KAWA integrates seamlessly into the consumption layer of your data lakehouse, providing an intuitive interface for data exploration and analytics while directly leveraging the Iceberg API to manage KAWA tables and ingest user data—all within a dedicated S3 bucket. It bridges to the processing layer by utilizing existing execution engines like Trino to perform scalable analytical queries using standard SQL. This integration allows users to harness the full suite of KAWA’s features—such as Python ETL, dynamic columns, and rich visualizations—natively within the lakehouse, combining performance, flexibility, and usability in a unified environment.

Data lakehouse

2. Configuration guide

This configuration guide outlines how to integrate KAWA into a data lakehouse architecture using Trino as the execution engine, S3 as the object storage layer, and Hive Metastore as the metadata layer.

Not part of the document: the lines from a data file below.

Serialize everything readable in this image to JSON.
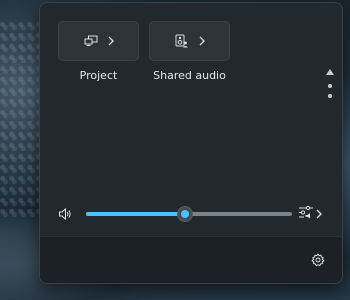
{
  "quick_settings": {
    "tiles": [
      {
        "label": "Project",
        "icon": "project-icon"
      },
      {
        "label": "Shared audio",
        "icon": "speaker-people-icon"
      }
    ],
    "volume": {
      "level_percent": 48,
      "icon": "speaker-icon"
    },
    "footer": {
      "settings_icon": "gear-icon"
    }
  },
  "colors": {
    "accent": "#4cc2ff",
    "panel": "#21282e"
  }
}
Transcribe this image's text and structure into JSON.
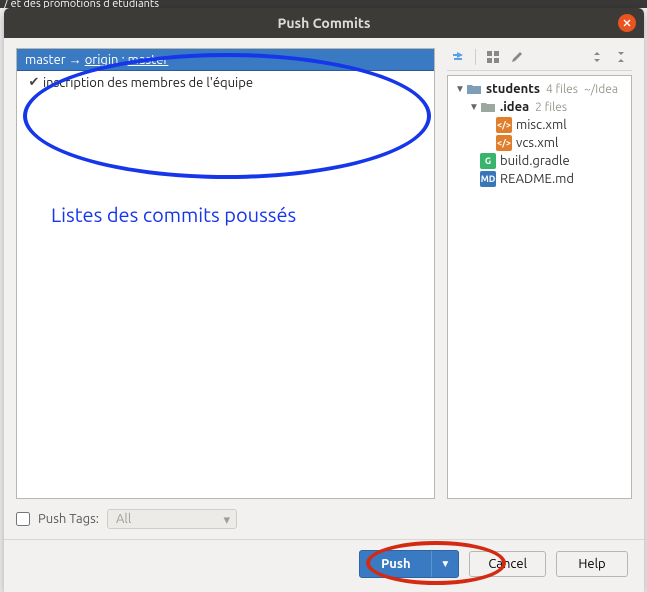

This guide supposes the following prerequisites:

Working instance of a hive metastore
An existing S3 bucket with a R/W account for KAWA
A Trino instance with a Read only account for KAWA + CREATE and DROP views in a catalogue managed by KAWA.

2.1 Configuring Trino

ℹ️ If you do not wish to activate the write back feature, you can skip this paragraph.

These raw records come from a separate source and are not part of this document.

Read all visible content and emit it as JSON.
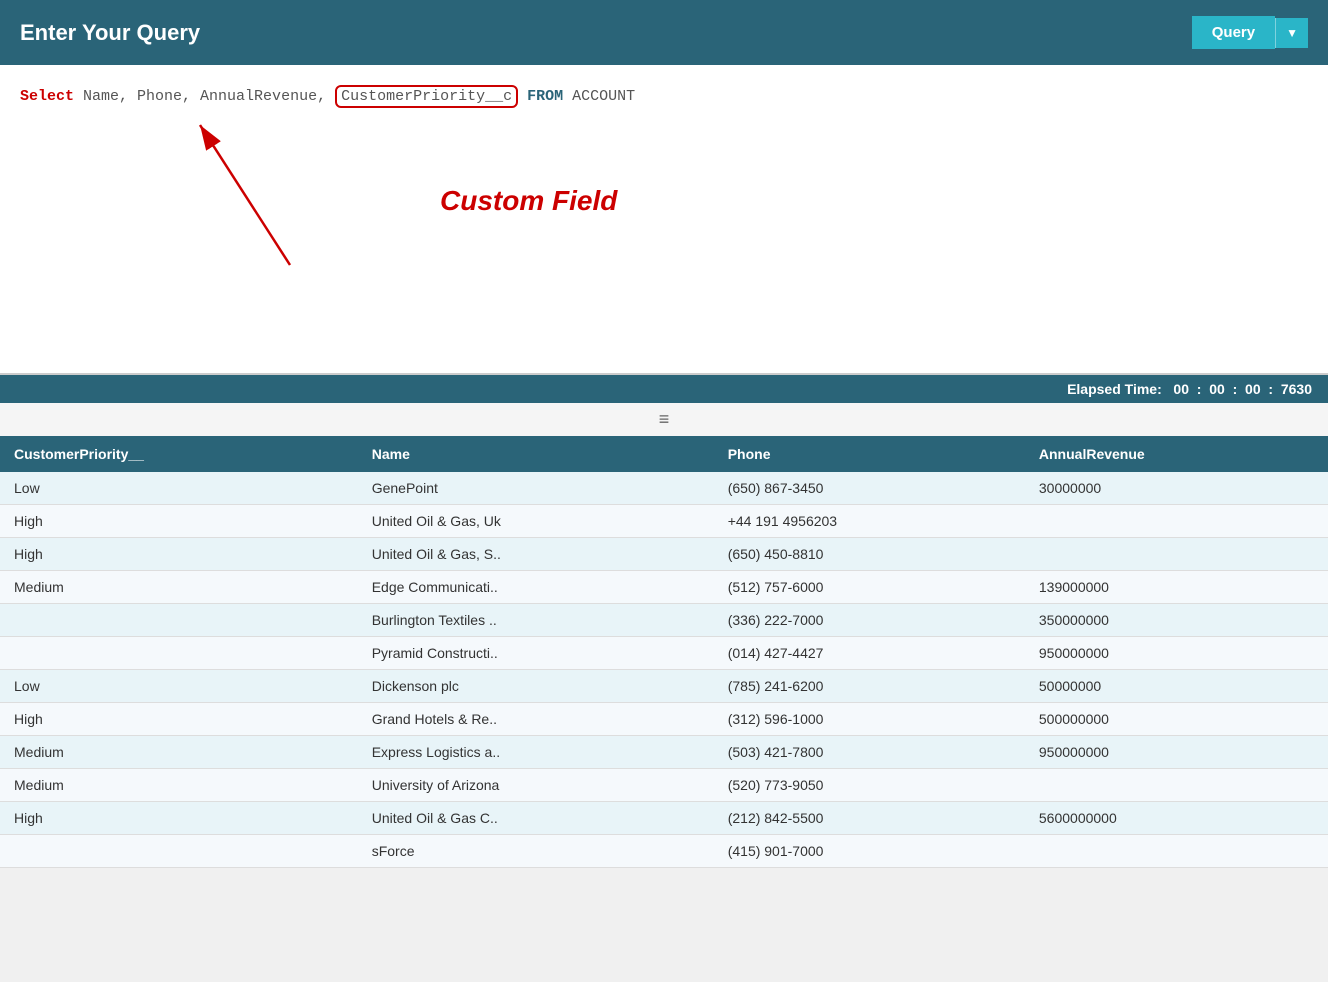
{
  "header": {
    "title": "Enter Your Query",
    "query_button_label": "Query",
    "dropdown_arrow": "▼"
  },
  "query_editor": {
    "keyword_select": "Select",
    "fields_plain": "Name, Phone, AnnualRevenue,",
    "custom_field": "CustomerPriority__c",
    "keyword_from": "FROM",
    "object_name": "ACCOUNT",
    "annotation_label": "Custom Field"
  },
  "elapsed_bar": {
    "label": "Elapsed Time:",
    "time_parts": [
      "00",
      "00",
      "00",
      "7630"
    ]
  },
  "drag_handle": "≡",
  "table": {
    "columns": [
      "CustomerPriority__",
      "Name",
      "Phone",
      "AnnualRevenue"
    ],
    "rows": [
      {
        "priority": "Low",
        "name": "GenePoint",
        "phone": "(650) 867-3450",
        "revenue": "30000000"
      },
      {
        "priority": "High",
        "name": "United Oil & Gas, Uk",
        "phone": "+44 191 4956203",
        "revenue": ""
      },
      {
        "priority": "High",
        "name": "United Oil & Gas, S..",
        "phone": "(650) 450-8810",
        "revenue": ""
      },
      {
        "priority": "Medium",
        "name": "Edge Communicati..",
        "phone": "(512) 757-6000",
        "revenue": "139000000"
      },
      {
        "priority": "",
        "name": "Burlington Textiles ..",
        "phone": "(336) 222-7000",
        "revenue": "350000000"
      },
      {
        "priority": "",
        "name": "Pyramid Constructi..",
        "phone": "(014) 427-4427",
        "revenue": "950000000"
      },
      {
        "priority": "Low",
        "name": "Dickenson plc",
        "phone": "(785) 241-6200",
        "revenue": "50000000"
      },
      {
        "priority": "High",
        "name": "Grand Hotels & Re..",
        "phone": "(312) 596-1000",
        "revenue": "500000000"
      },
      {
        "priority": "Medium",
        "name": "Express Logistics a..",
        "phone": "(503) 421-7800",
        "revenue": "950000000"
      },
      {
        "priority": "Medium",
        "name": "University of Arizona",
        "phone": "(520) 773-9050",
        "revenue": ""
      },
      {
        "priority": "High",
        "name": "United Oil & Gas C..",
        "phone": "(212) 842-5500",
        "revenue": "5600000000"
      },
      {
        "priority": "",
        "name": "sForce",
        "phone": "(415) 901-7000",
        "revenue": ""
      }
    ]
  }
}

2.1.1 Creating an Iceberg catalog

In Trino, you have to configure a new catalogue using the iceberg connector.

Example for the Trino catalog kawa (content of the file: kawa.properties)

# Connector
connector.name=iceberg

# Catalog
iceberg.catalog.type=hive_metastore
hive.metastore.uri=thrift://hive-metastore:9083

# Name of you hive catalog if you support multi catalogs
# (Not necessarily the same as the trino catalogue...)
hive.metastore.thrift.catalog-name=hive

# S3 Configuration
fs.native-s3.enabled=true
s3.endpoint=http://my-bucket:9000
s3.aws-access-key=KAWA
s3.aws-secret-key=***********
s3.path-style-access=true
s3.region=us-east-1

2.1.2 Create a new schema via Trino

In the new catalog (Here, we are working in the kawa catalogue), create a new schema via Trino.

CREATE SCHEMA IF NOT EXISTS kawa.kawa_sandbox

2.2 Configuring KAWA

2.2.1 Readonly configuration

In order for KAWA to function in read only mode on Trino, you need the following four environment variables:

export KAWA_TRINO_USER=....
export KAWA_TRINO_PASSWORD=....
export KAWA_TRINO_JDBC_URL=jdbc:trino://host:port
export KAWA_WAREHOUSE_TYPE=TRINO

2.2.2 Read+Write configuration

To add the write back capability, in addition to the four variables described above, three more variables are necessary

Environment variables:

# Use the TRINO catalog name (kawa in the previous paragraph)
export KAWA_TRINO_WRITER_CATALOG=....

# Use the schema name you created in paragraph 2.1.2
export KAWA_TRINO_WRITER_SCHEMA=....

# Any string that will serve as a prefix for all tables created by KAWA
export KAWA_TRINO_WRITER_TABLE_PREFIX=__KAWA__

Once those four variables are set, use the Python SDK to configure the S3 access as well as the Hive URL. This will allow KAWA to initialize the Iceberg API with the correct information and credentials.

Server configuration:

from kywy.client.kawa_client import KawaClient as K
kawa = K(kawa_api_url='https://your-domain:your-port')
kawa.set_api_key(api_key='kawa-****')

kawa.commands.replace_configuration('IcebergConfiguration', {
  # Must match hive.metastore.thrift.catalog-name 
  # in Trino catalogue
  "hiveCatalog": "hive",

  # Options for the iceberg API when loading the hive catalogue.
  # These options will be passed when the Iceberg API
  # initializes the Hive catalogue.
  # cf: https://iceberg.apache.org/docs/1.8.0/
  "options": {
        # Hive metastore URI
        "uri": "thrift://localhost:9083",
       
        # S3 configuration, must match the ones specified in the 
        # Trino catalogue
        "s3.region": "us-east-1",
        "s3.endpoint": "http://localhost:9999",
        "s3.path-style-access": "true",
        "s3.access-key-id": "KAWA",
        "s3.secret-access-key": "**********",      
  }
})

For these to be taken in account, the KAWA server must be restarted.

2.3 Recap of the configured components

Data lakehouse

This diagram shows all the different configuration elements that were covered in the previous paragraphs.

Note that KAWA_TRINO_WRITER_CATALOG (In red) must match the name of the catalog in Trino ( $(KAWA_TRINO_WRITER_CATALOG).config).